Concurrency
In this tutorial, we'll dive deep into the --rp_api_concurrency
argument of the RunPod Python SDK.
This powerful feature allows you to simulate multiple concurrent requests to your serverless function, mimicking real-world scenarios more closely.
What is rp_api_concurrency?
The --rp_api_concurrency
argument controls the number of concurrent workers that the local FastAPI server uses when simulating the RunPod serverless environment. Each worker can handle a separate request simultaneously, allowing you to test how your function performs under parallel execution.
Basic Usage
To set the number of concurrent workers, use the --rp_api_concurrency
flag followed by the desired number of workers:
python your_function.py --rp_serve_api --rp_api_concurrency 2
This command starts your local server with 2 concurrent workers.
Example: Testing a Counter Function
Let's create a simple function that increments a counter and test it with different concurrency settings.
- Create a file named
counter_function.py
:
import runpod
counter = 0
def handler(event):
global counter
counter += 1
return {"counter": counter}
runpod.serverless.start({"handler": handler})

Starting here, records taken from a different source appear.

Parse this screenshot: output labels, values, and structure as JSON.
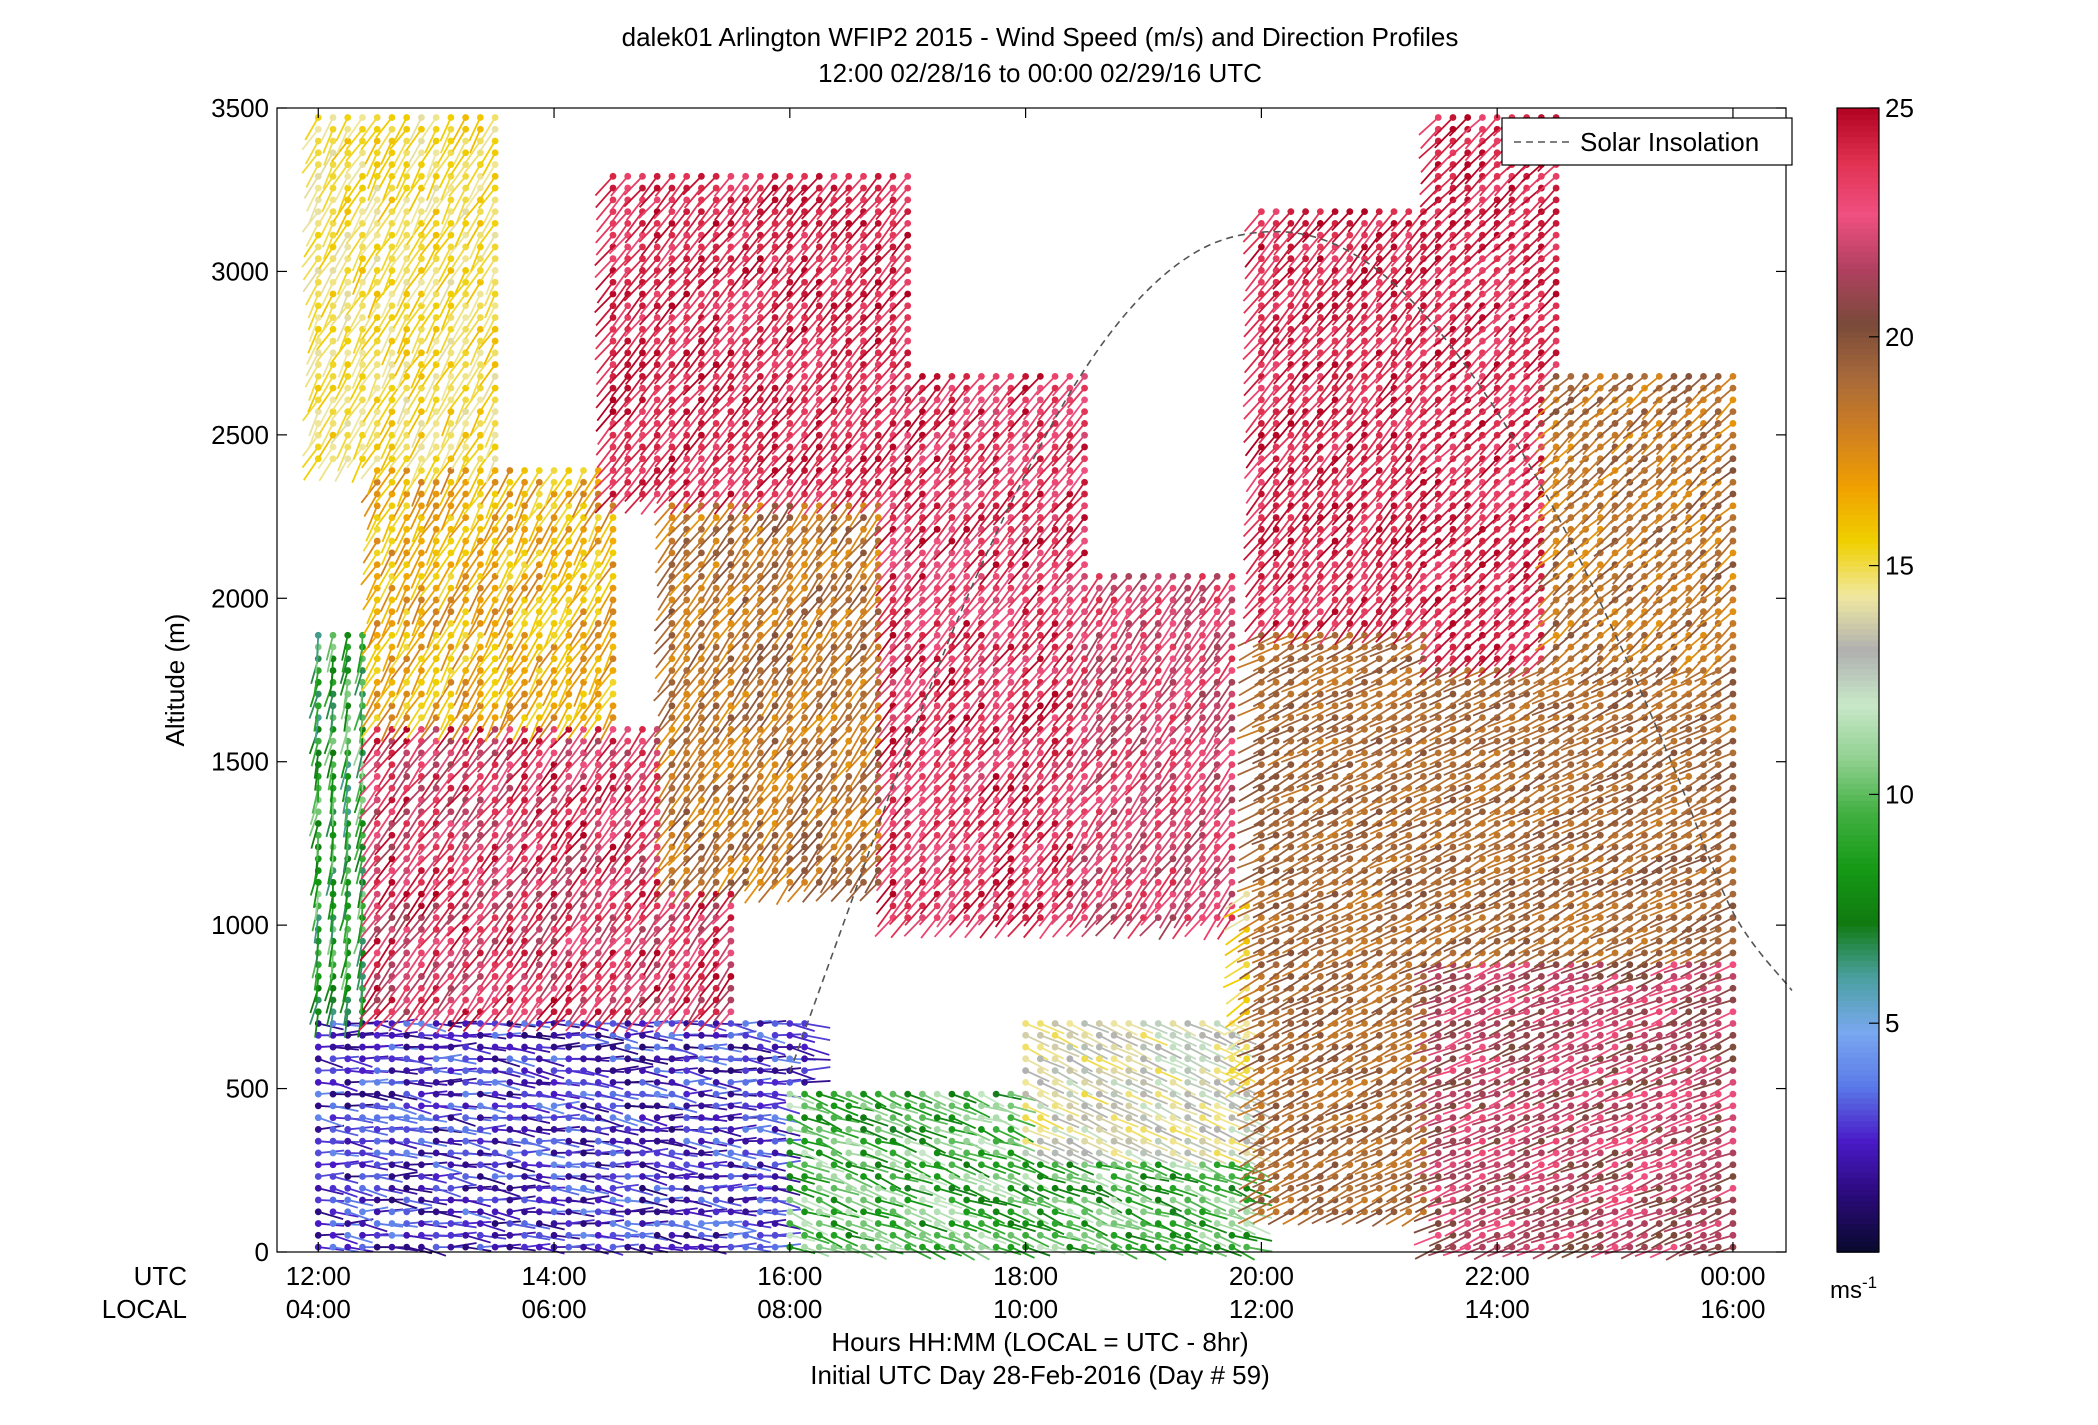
{
  "chart_data": {
    "type": "wind-barb-profile",
    "title": "dalek01 Arlington WFIP2 2015 - Wind Speed (m/s) and Direction Profiles",
    "subtitle": "12:00 02/28/16 to 00:00 02/29/16  UTC",
    "ylabel": "Altitude (m)",
    "xlabel": "Hours HH:MM  (LOCAL = UTC - 8hr)",
    "xlabel2": "Initial UTC Day 28-Feb-2016 (Day # 59)",
    "utc_label": "UTC",
    "local_label": "LOCAL",
    "x_utc_hours": [
      12,
      24
    ],
    "y_range_m": [
      0,
      3500
    ],
    "y_ticks": [
      "0",
      "500",
      "1000",
      "1500",
      "2000",
      "2500",
      "3000",
      "3500"
    ],
    "x_ticks_utc": [
      "12:00",
      "14:00",
      "16:00",
      "18:00",
      "20:00",
      "22:00",
      "00:00"
    ],
    "x_ticks_local": [
      "04:00",
      "06:00",
      "08:00",
      "10:00",
      "12:00",
      "14:00",
      "16:00"
    ],
    "x_tick_hours": [
      12,
      14,
      16,
      18,
      20,
      22,
      24
    ],
    "colorbar": {
      "range": [
        0,
        25
      ],
      "ticks": [
        "5",
        "10",
        "15",
        "20",
        "25"
      ],
      "unit": "ms",
      "unit_exp": "-1",
      "colors": [
        "#0a0a30",
        "#2a0a7a",
        "#4a1ac8",
        "#5a7ae8",
        "#7aa8f0",
        "#4aa0a0",
        "#107a10",
        "#159a15",
        "#40b040",
        "#90d090",
        "#c8e8c8",
        "#b0b0b0",
        "#f0e8a0",
        "#f0d000",
        "#f0a000",
        "#d08020",
        "#a86a3a",
        "#7a4a3a",
        "#b04060",
        "#f05080",
        "#e03050",
        "#b00020"
      ]
    },
    "legend": {
      "label": "Solar Insolation",
      "placement": "top-right"
    },
    "solar_insolation_curve": [
      {
        "utc": 16.0,
        "alt": 550
      },
      {
        "utc": 16.5,
        "alt": 1050
      },
      {
        "utc": 17.0,
        "alt": 1550
      },
      {
        "utc": 17.5,
        "alt": 2000
      },
      {
        "utc": 18.0,
        "alt": 2380
      },
      {
        "utc": 18.5,
        "alt": 2700
      },
      {
        "utc": 19.0,
        "alt": 2930
      },
      {
        "utc": 19.5,
        "alt": 3070
      },
      {
        "utc": 20.0,
        "alt": 3120
      },
      {
        "utc": 20.5,
        "alt": 3100
      },
      {
        "utc": 21.0,
        "alt": 3000
      },
      {
        "utc": 21.5,
        "alt": 2820
      },
      {
        "utc": 22.0,
        "alt": 2570
      },
      {
        "utc": 22.5,
        "alt": 2260
      },
      {
        "utc": 23.0,
        "alt": 1890
      },
      {
        "utc": 23.5,
        "alt": 1480
      },
      {
        "utc": 24.0,
        "alt": 1040
      },
      {
        "utc": 24.5,
        "alt": 800
      }
    ],
    "speed_regions": [
      {
        "utc": [
          11.9,
          16.2
        ],
        "alt": [
          0,
          700
        ],
        "speed": [
          1,
          4
        ],
        "dir_deg": [
          80,
          110
        ]
      },
      {
        "utc": [
          16.0,
          19.9
        ],
        "alt": [
          0,
          500
        ],
        "speed": [
          7,
          12
        ],
        "dir_deg": [
          100,
          120
        ]
      },
      {
        "utc": [
          18.0,
          20.0
        ],
        "alt": [
          300,
          700
        ],
        "speed": [
          12,
          15
        ],
        "dir_deg": [
          110,
          120
        ]
      },
      {
        "utc": [
          12.0,
          12.4
        ],
        "alt": [
          700,
          1900
        ],
        "speed": [
          6,
          11
        ],
        "dir_deg": [
          180,
          200
        ]
      },
      {
        "utc": [
          12.0,
          13.5
        ],
        "alt": [
          2400,
          3500
        ],
        "speed": [
          14,
          16
        ],
        "dir_deg": [
          200,
          220
        ]
      },
      {
        "utc": [
          12.5,
          14.5
        ],
        "alt": [
          1600,
          2400
        ],
        "speed": [
          15,
          18
        ],
        "dir_deg": [
          200,
          220
        ]
      },
      {
        "utc": [
          12.5,
          15.5
        ],
        "alt": [
          700,
          1600
        ],
        "speed": [
          21,
          25
        ],
        "dir_deg": [
          210,
          225
        ]
      },
      {
        "utc": [
          15.0,
          16.8
        ],
        "alt": [
          1100,
          2300
        ],
        "speed": [
          17,
          20
        ],
        "dir_deg": [
          210,
          225
        ]
      },
      {
        "utc": [
          14.5,
          17.0
        ],
        "alt": [
          2300,
          3300
        ],
        "speed": [
          23,
          25
        ],
        "dir_deg": [
          215,
          225
        ]
      },
      {
        "utc": [
          16.8,
          18.5
        ],
        "alt": [
          1000,
          2700
        ],
        "speed": [
          22,
          25
        ],
        "dir_deg": [
          215,
          225
        ]
      },
      {
        "utc": [
          18.5,
          19.8
        ],
        "alt": [
          1000,
          2100
        ],
        "speed": [
          21,
          24
        ],
        "dir_deg": [
          210,
          225
        ]
      },
      {
        "utc": [
          20.0,
          21.5
        ],
        "alt": [
          1900,
          3200
        ],
        "speed": [
          23,
          25
        ],
        "dir_deg": [
          215,
          225
        ]
      },
      {
        "utc": [
          19.8,
          20.2
        ],
        "alt": [
          500,
          1100
        ],
        "speed": [
          14,
          16
        ],
        "dir_deg": [
          230,
          245
        ]
      },
      {
        "utc": [
          20.0,
          21.5
        ],
        "alt": [
          100,
          1900
        ],
        "speed": [
          18,
          20
        ],
        "dir_deg": [
          235,
          250
        ]
      },
      {
        "utc": [
          21.5,
          24.1
        ],
        "alt": [
          0,
          900
        ],
        "speed": [
          20,
          23
        ],
        "dir_deg": [
          240,
          255
        ]
      },
      {
        "utc": [
          21.5,
          24.1
        ],
        "alt": [
          900,
          1800
        ],
        "speed": [
          18,
          20
        ],
        "dir_deg": [
          235,
          250
        ]
      },
      {
        "utc": [
          21.5,
          22.5
        ],
        "alt": [
          1800,
          3500
        ],
        "speed": [
          23,
          25
        ],
        "dir_deg": [
          220,
          230
        ]
      },
      {
        "utc": [
          22.5,
          24.0
        ],
        "alt": [
          1800,
          2700
        ],
        "speed": [
          17,
          20
        ],
        "dir_deg": [
          220,
          235
        ]
      }
    ]
  }
}
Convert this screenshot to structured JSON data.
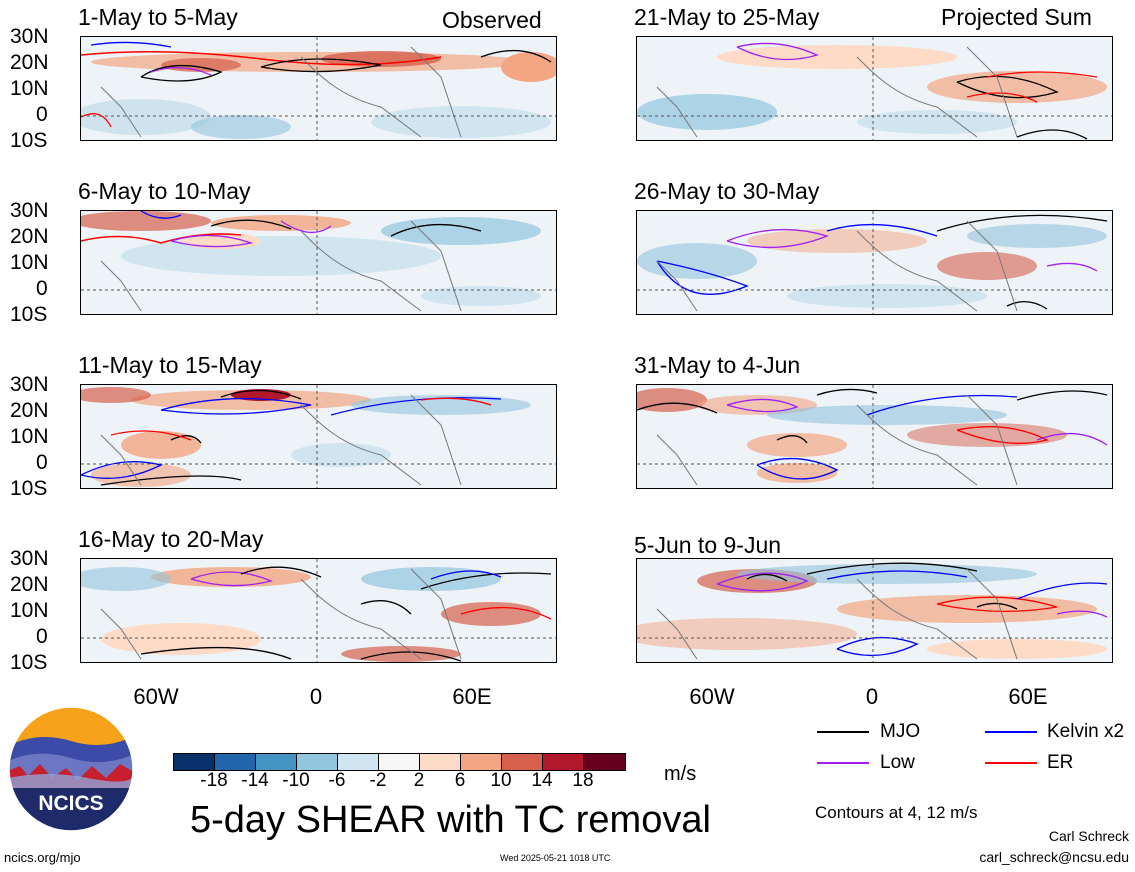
{
  "panels_left": [
    {
      "title": "1-May to 5-May",
      "tag": "Observed"
    },
    {
      "title": "6-May to 10-May",
      "tag": ""
    },
    {
      "title": "11-May to 15-May",
      "tag": ""
    },
    {
      "title": "16-May to 20-May",
      "tag": ""
    }
  ],
  "panels_right": [
    {
      "title": "21-May to 25-May",
      "tag": "Projected Sum"
    },
    {
      "title": "26-May to 30-May",
      "tag": ""
    },
    {
      "title": "31-May to 4-Jun",
      "tag": ""
    },
    {
      "title": "5-Jun to 9-Jun",
      "tag": ""
    }
  ],
  "lat_labels": [
    "30N",
    "20N",
    "10N",
    "0",
    "10S"
  ],
  "lon_labels": [
    "60W",
    "0",
    "60E"
  ],
  "colorbar": {
    "ticks": [
      "-18",
      "-14",
      "-10",
      "-6",
      "-2",
      "2",
      "6",
      "10",
      "14",
      "18"
    ],
    "colors": [
      "#08306b",
      "#2166ac",
      "#4393c3",
      "#92c5de",
      "#d1e5f0",
      "#f7f7f7",
      "#fddbc7",
      "#f4a582",
      "#d6604d",
      "#b2182b",
      "#67001f"
    ],
    "unit": "m/s"
  },
  "legend": {
    "items": [
      {
        "label": "MJO",
        "color": "#000000"
      },
      {
        "label": "Kelvin x2",
        "color": "#0000ff"
      },
      {
        "label": "Low",
        "color": "#a020f0"
      },
      {
        "label": "ER",
        "color": "#ff0000"
      }
    ],
    "contours_note": "Contours at 4, 12 m/s"
  },
  "main_title": "5-day SHEAR with TC removal",
  "logo_text": "NCICS",
  "footer": {
    "url": "ncics.org/mjo",
    "timestamp": "Wed 2025-05-21 1018 UTC",
    "author": "Carl Schreck",
    "email": "carl_schreck@ncsu.edu"
  }
}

- Run the function with a single worker:
python counter_function.py --rp_serve_api --rp_api_concurrency 1
- In another terminal, use curl to send multiple requests.
Create a new file called
counter.sh
and add the following to the file.
for i in {1..10}; do
curl -X POST http://localhost:8000/runsync -H "Content-Type: application/json" -d '{"input": {}}' &
done
To execute this file run bash counter.sh
.
-
Observe the results. With a single worker, the requests are processed sequentially, and you'll see the counter increment from 1 to 10.
-
Now, let's run the function with multiple workers:
python counter_function.py --rp_serve_api --rp_api_concurrency 4
- When you try to run this command, you'll encounter the following error:
WARNING: You must pass the application as an import string to enable 'reload' or 'workers'.
This error occurs because the RunPod SDK integrates with FastAPI to create the local server, and FastAPI has certain expectations about how the application is structured and named.
-
To resolve this issue, we need to understand a bit more about the FastAPI integration:
- The RunPod SDK uses FastAPI to create an ASGI application that simulates the serverless environment.
- FastAPI's underlying server, Uvicorn, expects the main application to be in a file named
main.py
by default. - When you use the
--rp_api_concurrency
flag to specify multiple workers, Uvicorn tries to spawn separate processes, each running your application.
-
To make this work, we need to rename our file to
main.py
. This allows Uvicorn to correctly import and run multiple instances of your application. Here's what you need to do:a. Rename your
counter_function.py
tomain.py
:mv counter_function.py main.py
b. Now, run the command again:
python main.py --rp_serve_api --rp_api_concurrency 4
This time, the command should work without errors, starting your local server with 4 concurrent workers.
-
With the server running, you can now send multiple requests using the curl command from step 3:
for i in {1..10}; do
curl -X POST http://localhost:8000/run -H "Content-Type: application/json" -d '{"input": {}}' &
done
- Observe the results. With multiple workers, you might see inconsistent results due to race conditions. The counter might not reach 10, and you may see duplicate values.
Handling Concurrency in your code
To make your function concurrency-safe, you need to use appropriate synchronization mechanisms. Here's an improved version of the counter function:
import runpod
from threading import Lock
counter = 0
counter_lock = Lock()
def handler(event):
global counter
with counter_lock:
counter += 1
return {"counter": counter}
runpod.serverless.start({"handler": handler})
Now, even with multiple workers, the counter will increment correctly.
Best Practices for Using rp_api_concurrency
- Start Low: Begin testing with a low number of workers and gradually increase.
- Match Production: Set concurrency to match your expected production configuration.
- Test Varied Loads: Try different concurrency levels to understand your function's behavior under various conditions.
- Monitor Resources: Keep an eye on CPU and memory usage as you increase concurrency.
- Use Logging: Implement detailed logging to track the flow of concurrent executions.
It's important to note that --rp_api_concurrency
provides concurrent execution, not necessarily parallel execution.
The degree of parallelism depends on your system's capabilities and the nature of your function.
Conclusion
The --rp_api_concurrency
argument is a powerful tool for testing your RunPod serverless functions under more realistic conditions. By simulating concurrent requests, you can identify and resolve issues related to race conditions, resource contention, and scalability before deploying to production.
Remember, while local testing with concurrency is valuable, it's not a complete substitute for load testing in a production-like environment. Use this feature as part of a comprehensive testing strategy to ensure your serverless functions are robust and scalable.